VELLORE: After winning their fight against the muscle and money power of the sand mining mafia and thwarting their attempts to open a quarry on the Palar river bed, residents of Kalathur Colony in Vellore district are continuing their legal battle with the same vigour since 2015.
On the Madras high court's November 29 direction to the TN government to close down all the sand quarries within six months, a youth said they stood united for a common cause. But caught in the legal tangle, the struggle is also about emerging unscathed from the cases foisted on them, he said, not willing to be named.
The villagers withstood the sand mafia, who wielded enormous clout in the government, since January 2014.
The protest intensified in the months of February and March in 2015, resulting in law and order problems. "The police and PWD officials colluded with the sand mafia and filed several cases to scare away the villagers and quell the protest," said S Mahalakshmi, lawyer representing one of the protestors.
More than 20 cases were registered against 70 to 100 residents of the colony, predominantly college students, in Kaveripakkam and Avalur police stations, for protesting against the opening of the district administration's proposed sand quarry.

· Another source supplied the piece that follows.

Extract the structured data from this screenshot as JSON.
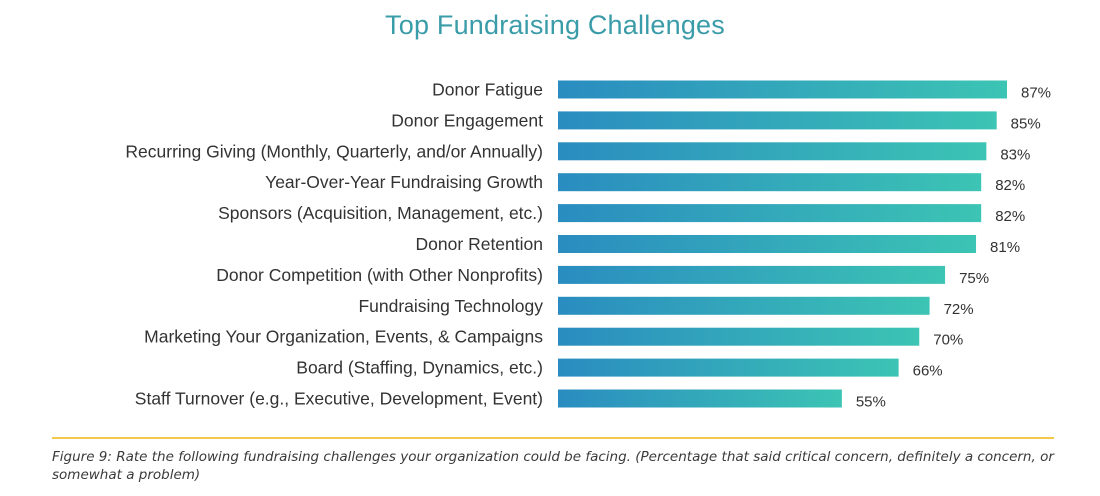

The police invoked IPC sections 147, 148, 294 (b), 323, 324, 436, 448, 452, 506 (1) and 506 (2), section 4 of the Tamil Nadu Prohibition of Women Harassment Act and section 3 of PPDL (Prevention of damage to public property) Act against them. Besides, section 107 of CrPC was also invoked.
Though the villagers were acquitted in five cases, they face more than 15 cases now. "They were acquitted in five cases after the complainants (few villagers) admitted in open court that the contractors gave a bribe of 50,000 to SHG in Kalathur and 10,000 to each family in Sankaranpadi and neighbouring villages to stop protests against the proposed quarry," said Mahalakshmi.